Artificial Intelligence
can be thought of as a machine with cognitive abilities such as problem solving and learning from examples. It is the ability of a computer to perform tasks commonly associated with human intelligence
- Narrow AI
is when a machine has superior performance to a human when doing one specific task (such as the Chess engine)
- General AI
is when a machine is similar in its performance to a human in any intellectual task
- Strong AI
is when a machine has superior performance to a human in many tasks
Machine learning
is a branch of AI and refers to algorithms that enable software to improve its performance overtime as the software obtains more data. This is programming by input output examples rather than just coding – basically systems that learn without being programmed to learn
Labeled data
is data that comes with a tag, such as a name, type, or a number. Basically input data that has already been supplied with the target answer/output of what it is.
Unlabeled data
is data that does not have a tag. It is the raw form of data. It is data where objects are undefined and need to be manually recognized.
Supervised learning
is a learning approach in which the computer algorithm is trained on labelled input data. The model is trained until it can detect the underlying patters and relationships between the input data and the output labels, enabling it to yield accurate output results when presented with, never seen before, unlabeled data.
Unsupervised learning
is a system which can identify hidden patterns, similarities, and anomalies from input data by making data more readable and organized through the use of density estimations and k-mean clustering (you do not need to know how those analytical methods work, just that machine learning makes use of it)
Reinforcement learning
is a learning method where agents are trained on a reward and punishment mechanism. The agent is rewarded for correct moves and punished for the wrong ones. In doing so, the agent tries to minimize wrong moves and maximize the right ones, in a particular environment (In other words, it uses trial and error in algorithms to determine which action gives the highest/ optimal outcome).
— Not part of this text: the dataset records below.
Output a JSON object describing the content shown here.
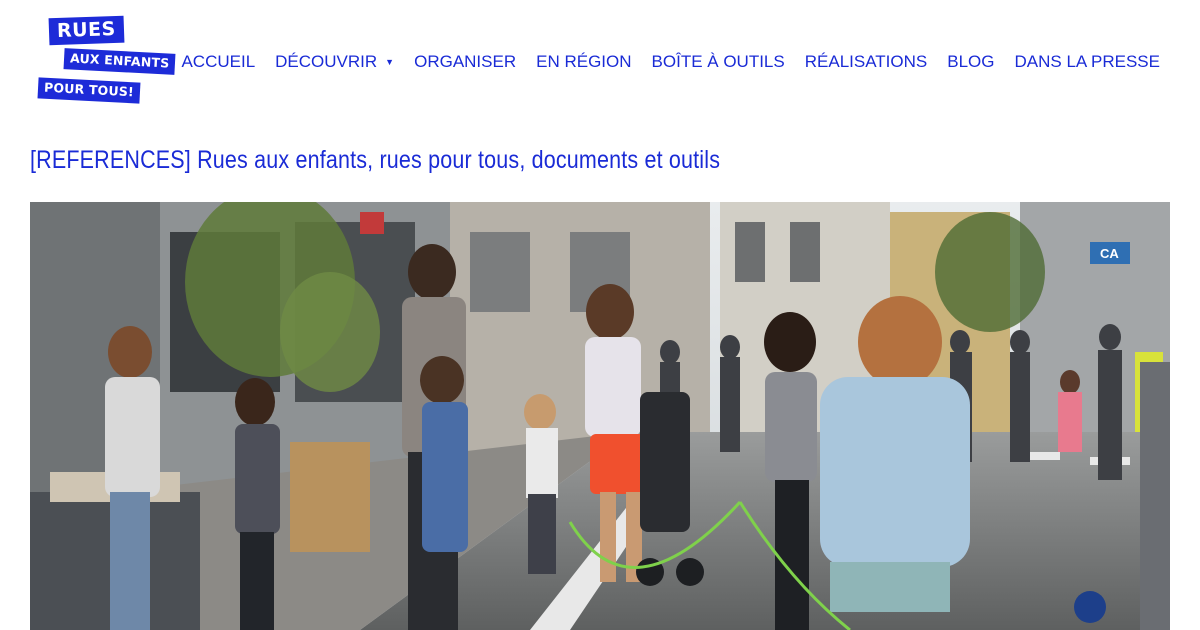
{
  "logo": {
    "line1": "RUES",
    "line2": "AUX ENFANTS",
    "line3": "POUR TOUS!",
    "color": "#1d2bd8"
  },
  "nav": {
    "items": [
      {
        "label": "ACCUEIL"
      },
      {
        "label": "DÉCOUVRIR"
      },
      {
        "label": "ORGANISER"
      },
      {
        "label": "EN RÉGION"
      },
      {
        "label": "BOÎTE À OUTILS"
      },
      {
        "label": "RÉALISATIONS"
      },
      {
        "label": "BLOG"
      },
      {
        "label": "DANS LA PRESSE"
      }
    ],
    "dropdown_icon": "caret-down-icon",
    "color": "#1a2bd6"
  },
  "page": {
    "title": "[REFERENCES] Rues aux enfants, rues pour tous, documents et outils"
  },
  "hero": {
    "icon": "street-photo",
    "shop_sign": "CA"
  }
}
Semi-supervised (action) learning
is a learning method utilized in machine learning that makes use of both labelled and unlabeled data to train algorithms. Essentially, the labeled data establishes base labels and categories that are used as a starting point for the algorithm to process related unlabeled data. This approach is often necessary when it is considered too time-consuming and expensive to collect large amounts of labeled data.
Deep learning
is a type of machine learning that is inspired by the structure of the human brain, allowing them to handle huge amounts of data and think in a way similar to the human brain. The machine adopts a structure called the artificial neural networks.
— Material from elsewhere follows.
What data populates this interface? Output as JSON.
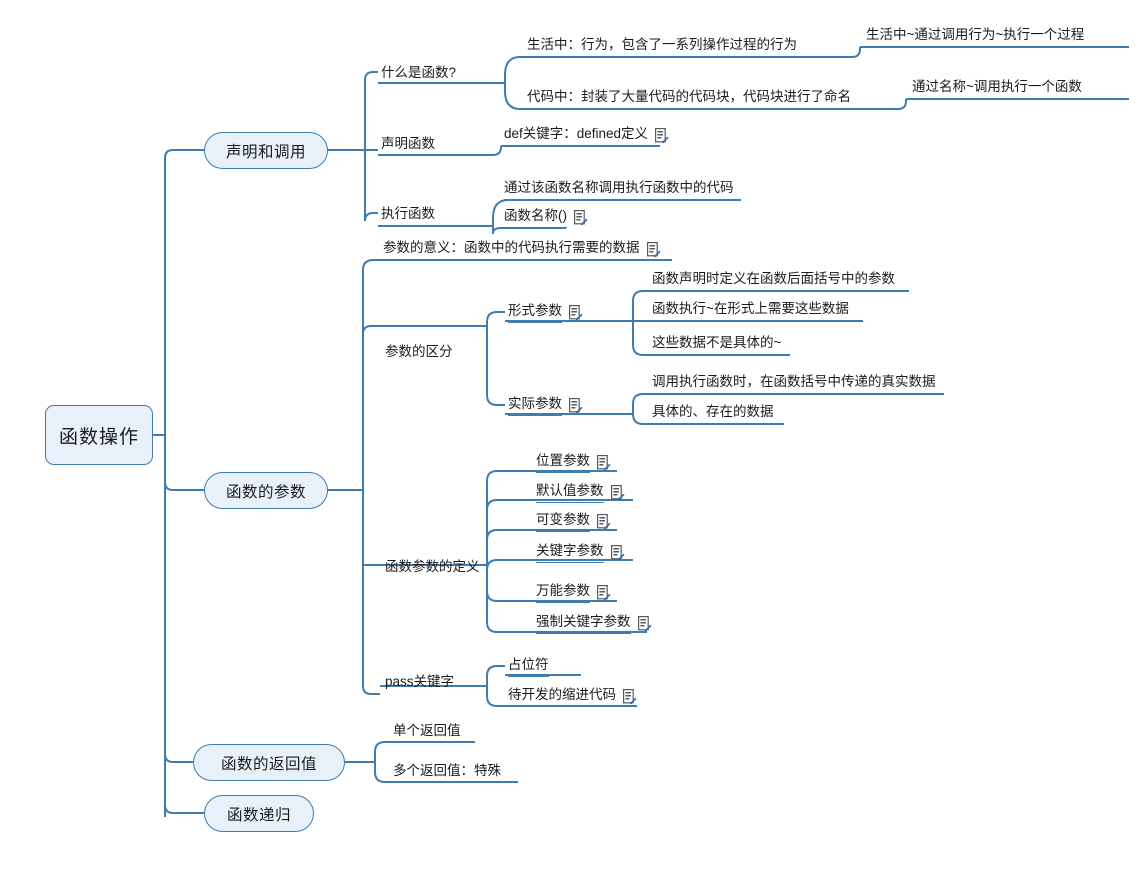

Artificial neural networks
are networks of interconnected nodes (connection point in a communication network) based on the interconnections between neurons in the human brain. The system is able to think like a human thanks to the neural network, and its performance improves with more data.
Hidden layer
is located between the input and output of layers. The Hidden Layer identifies features from the input data and uses them to correlate between a given input and a correct output, i.e., in facial recognition or in the example previously given: if 35°C, not raining, and is a Friday then number of swimmers is 80% going to be 66.
Regression
is a statistical measure used to make predictions from data by finding relationships between the inputs and the outputs. It is basically a line of best fit that minimizes the disparities.